ACRES --- Affordable Composites from Renewable Sources

A multidisciplinary team is investigating the use of soybean triglycerides as raw materials in the synthesis of new polymers suitable for liquid molding processes. Several patent disclosures have been filed on these novel new materials. The ACRES program taps into a variety of research fields ranging from genetic engineering, food science, composites manufacturing science, and materials synthesis to mechanics, advanced materials characterization, and computer simulation.

Under the ACRES project, soyoil is being used to make affordable and renewable fiber-reinforced composites for high-volume applications.


Background

The synthesis of structurally strong polymers from renewable resources is attractive from both the commercial and environmental perspectives and supports global sustainability.
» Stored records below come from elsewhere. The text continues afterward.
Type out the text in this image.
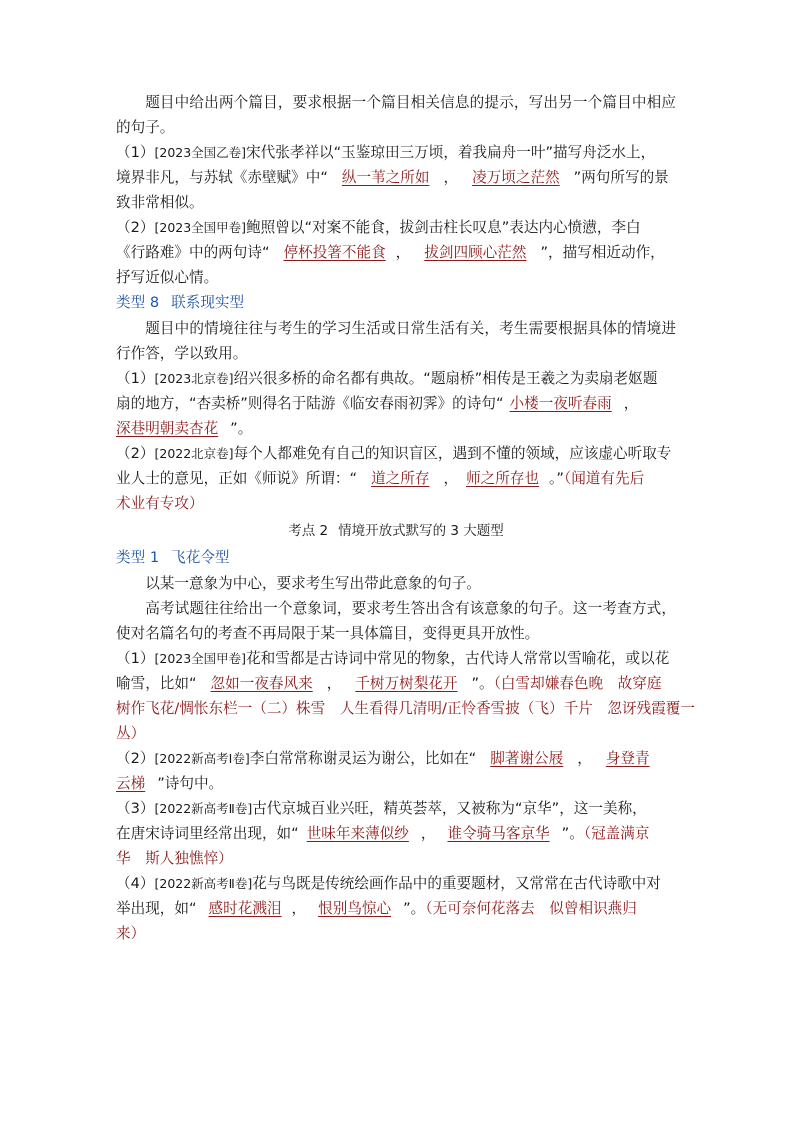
题目中给出两个篇目，要求根据一个篇目相关信息的提示，写出另一个篇目中相应的句子。

（1）[2023全国乙卷]宋代张孝祥以“玉鉴琼田三万顷，着我扁舟一叶”描写舟泛水上，
境界非凡，与苏轼《赤壁赋》中“ 纵一苇之所如 ， 凌万顷之茫然 ”两句所写的景
致非常相似。

（2）[2023全国甲卷]鲍照曾以“对案不能食，拔剑击柱长叹息”表达内心愤懑，李白
《行路难》中的两句诗“ 停杯投箸不能食 ， 拔剑四顾心茫然 ”，描写相近动作，
抒写近似心情。

类型 8 联系现实型

题目中的情境往往与考生的学习生活或日常生活有关，考生需要根据具体的情境进行作答，学以致用。

（1）[2023北京卷]绍兴很多桥的命名都有典故。“题扇桥”相传是王羲之为卖扇老妪题
扇的地方，“杏卖桥”则得名于陆游《临安春雨初霁》的诗句“ 小楼一夜听春雨 ，
深巷明朝卖杏花 ”。

（2）[2022北京卷]每个人都难免有自己的知识盲区，遇到不懂的领域，应该虚心听取专
业人士的意见，正如《师说》所谓：“ 道之所存 ， 师之所存也 。”（闻道有先后
术业有专攻）

考点 2 情境开放式默写的 3 大题型
类型 1 飞花令型

以某一意象为中心，要求考生写出带此意象的句子。

高考试题往往给出一个意象词，要求考生答出含有该意象的句子。这一考查方式，使对名篇名句的考查不再局限于某一具体篇目，变得更具开放性。

（1）[2023全国甲卷]花和雪都是古诗词中常见的物象，古代诗人常常以雪喻花，或以花
喻雪，比如“ 忽如一夜春风来 ， 千树万树梨花开 ”。（白雪却嫌春色晚　故穿庭
树作飞花/惆怅东栏一（二）株雪　人生看得几清明/正怜香雪披（飞）千片　忽讶残霞覆一
丛）

（2）[2022新高考Ⅰ卷]李白常常称谢灵运为谢公，比如在“ 脚著谢公屐 ， 身登青
云梯 ”诗句中。

（3）[2022新高考Ⅱ卷]古代京城百业兴旺，精英荟萃，又被称为“京华”，这一美称，
在唐宋诗词里经常出现，如“ 世味年来薄似纱 ， 谁令骑马客京华 ”。（冠盖满京
华　斯人独憔悴）

（4）[2022新高考Ⅱ卷]花与鸟既是传统绘画作品中的重要题材，又常常在古代诗歌中对
举出现，如“ 感时花溅泪 ， 恨别鸟惊心 ”。（无可奈何花落去　似曾相识燕归
来）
In contrast to typical petroleum-based composite matrix resins such as vinyl esters, polyesters, and epoxies, soy-based composites are optionally biodegradable; as plant oils, they contain fatty acid residues that are readily attacked by lipase-secreting bacteria. They can also be made into long-lasting, durable materials.
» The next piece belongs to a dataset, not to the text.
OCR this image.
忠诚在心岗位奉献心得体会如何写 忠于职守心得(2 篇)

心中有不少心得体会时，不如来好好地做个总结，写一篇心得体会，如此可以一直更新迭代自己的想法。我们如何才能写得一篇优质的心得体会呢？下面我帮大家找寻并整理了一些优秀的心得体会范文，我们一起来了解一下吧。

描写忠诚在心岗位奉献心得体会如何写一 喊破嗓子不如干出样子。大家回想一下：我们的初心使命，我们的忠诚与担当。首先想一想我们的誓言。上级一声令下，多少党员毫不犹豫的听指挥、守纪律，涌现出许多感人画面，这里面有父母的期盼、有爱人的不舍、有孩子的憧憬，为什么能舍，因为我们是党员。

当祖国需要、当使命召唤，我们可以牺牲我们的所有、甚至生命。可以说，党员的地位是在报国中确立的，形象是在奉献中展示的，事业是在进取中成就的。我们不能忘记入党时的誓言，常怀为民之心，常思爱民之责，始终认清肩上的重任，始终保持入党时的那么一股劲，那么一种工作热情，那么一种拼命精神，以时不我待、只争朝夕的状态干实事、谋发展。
The precedent for this research was set some 60 years ago, when Henry Ford made his first fiberglass composite auto body using a plastic matrix derived from soybean products in 1938. Formulated with soy proteins, these materials were found to be highly resistant to impact.


Research

Progress to date on the research includes

  • Identification of the processing requirements to produce affordable high-volume fiber-reinforced composite materials from soy products by resin transfer molding and related molding techniques.
  • Establishment of composite property-cost targets based on commercial glass/vinyl-ester rigid composites.
  • Application of characterization methods for determining the chemical composition of soy products to quantitatively determine the available functional groups for polymerization reactions.
  • Exploration of a broad range of chemistries to convert soy products to composite resins. Several have been found to be potential candidates in terms of affordability and processing-property targets, and an optimal set is being explored.
  • Fabrication of the first composites using both raw soyoil and epoxidized soyoil.

Applications

Potential applications of these innovative materials include

  • the automotive industry--the impact here would be significant, as some 10 million cars are disposed of annually
  • farm machinery and vehicles
  • the construction industry, where soy-based composites reinforced with natural materials like straw could replace wood composites
  • defense, where lightweight, inexpensive, disposable materials are needed
  • rubber, foam, and flexible polymer applications

Future Impact

A number of research groups are now designing and growing genetically engineered soybeans that produce oils with hitherto unattainable levels of unsaturation. The ACRES project stands to make a significant contribution to the use of these new oils in high-tech fields such as composites. The current work is also aimed at developing an effective methodology for the analysis of future resin systems based on renewable resources.